The pushback to pulling the trigger always arose from trade groups and their friends at the State Department who believed the overall negative impact of limiting imports from China outweighed the protection of intellectual property. A President Trump would change that mindset, obviously.
Trump also was right to propose having the Commerce Department research existing trade laws with a view to finding the enforcement tools that would be at his disposal.
Part of getting trade legislation passed on the Hill involves inserting enforcement provisions in the bill. The provisions are to help the Member of Congress sell the legislation back home — ‘if they cheat, we can go after them!’ However, as we’ve seen with Special 301, there was always a reason, usually arising from the State Department, why punitive action could not be taken this year or next year and so on.

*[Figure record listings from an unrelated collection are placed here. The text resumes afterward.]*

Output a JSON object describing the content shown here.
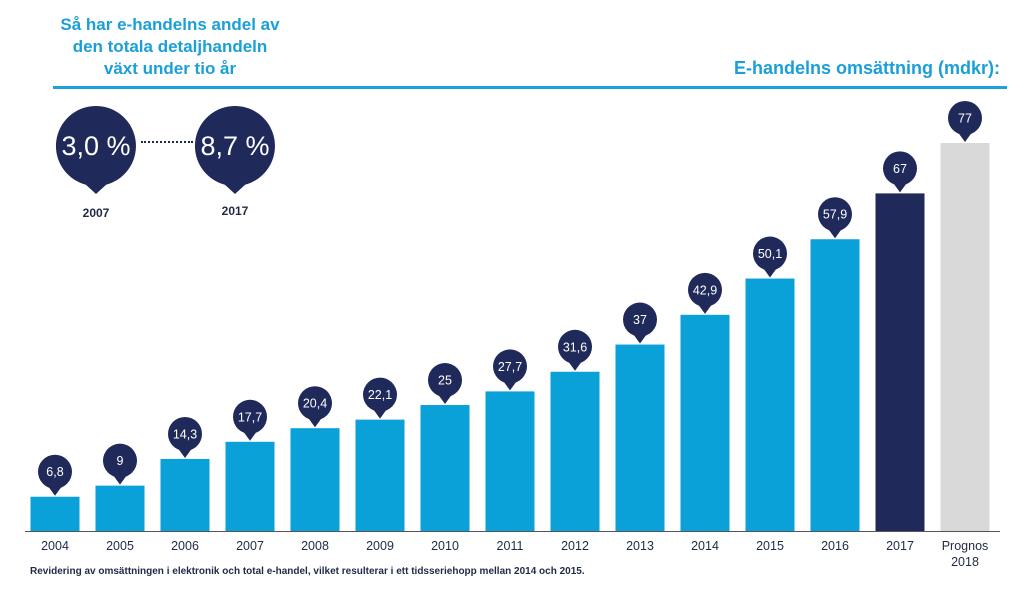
{
  "header": {
    "headline": [
      "Så har e-handelns andel av",
      "den totala detaljhandeln",
      "växt under tio år"
    ],
    "share": [
      {
        "value": "3,0 %",
        "year": "2007"
      },
      {
        "value": "8,7 %",
        "year": "2017"
      }
    ]
  },
  "chart_data": {
    "type": "bar",
    "title": "E-handelns omsättning (mdkr):",
    "xlabel": "",
    "ylabel": "",
    "ylim": [
      0,
      77
    ],
    "categories": [
      "2004",
      "2005",
      "2006",
      "2007",
      "2008",
      "2009",
      "2010",
      "2011",
      "2012",
      "2013",
      "2014",
      "2015",
      "2016",
      "2017",
      "Prognos 2018"
    ],
    "values": [
      6.8,
      9,
      14.3,
      17.7,
      20.4,
      22.1,
      25,
      27.7,
      31.6,
      37,
      42.9,
      50.1,
      57.9,
      67,
      77
    ],
    "value_labels": [
      "6,8",
      "9",
      "14,3",
      "17,7",
      "20,4",
      "22,1",
      "25",
      "27,7",
      "31,6",
      "37",
      "42,9",
      "50,1",
      "57,9",
      "67",
      "77"
    ],
    "bar_colors": [
      "#0aa0d8",
      "#0aa0d8",
      "#0aa0d8",
      "#0aa0d8",
      "#0aa0d8",
      "#0aa0d8",
      "#0aa0d8",
      "#0aa0d8",
      "#0aa0d8",
      "#0aa0d8",
      "#0aa0d8",
      "#0aa0d8",
      "#0aa0d8",
      "#1f2a5a",
      "#d9d9d9"
    ],
    "marker_color": "#1f2a5a",
    "axis_color": "#555555"
  },
  "footnote": "Revidering av omsättningen i elektronik och total e-handel, vilket resulterar i ett tidsseriehopp mellan 2014 och 2015."
}
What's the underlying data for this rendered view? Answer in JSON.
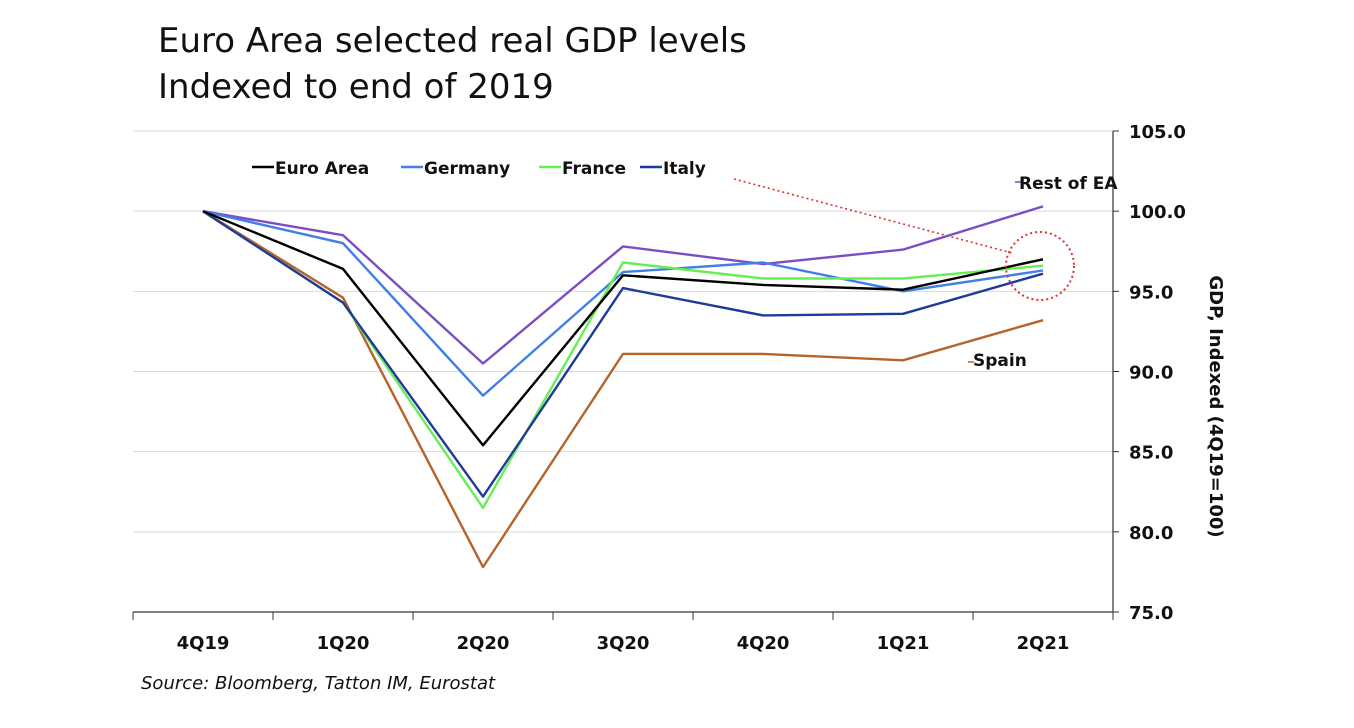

On the Democrats’ side, their pitch to offset any harms in a trade agreement has always been for more job training (provided by unions and community colleges). In 2011, the Government Accountability Office found 47 separate federal job training programs. Today it seems Hillary Clinton believes 47 programs are not enough.
However, as this graph from the Bureau of Labor Statistics indicates, U.S. workforce population has declined dramatically since then-President Bill Clinton pushed to have China enter the World Trade Organization and opened U.S. markets to Chinese goods. Those 47 training programs have done nothing to ameliorate the massive job losses to China – which became a WTO member in late 2001.
Source: Bureau of Labor Statistics, U.S. Department of Labor, June 2016
The workforce participation graph says it all: America desperately needs a ‘reset’ on our trade policy and philosophy – not more useless training programs.
Trump’s speech shows his determination to end the globalist mindset in trade that currently exists among many Republicans and some Democrats.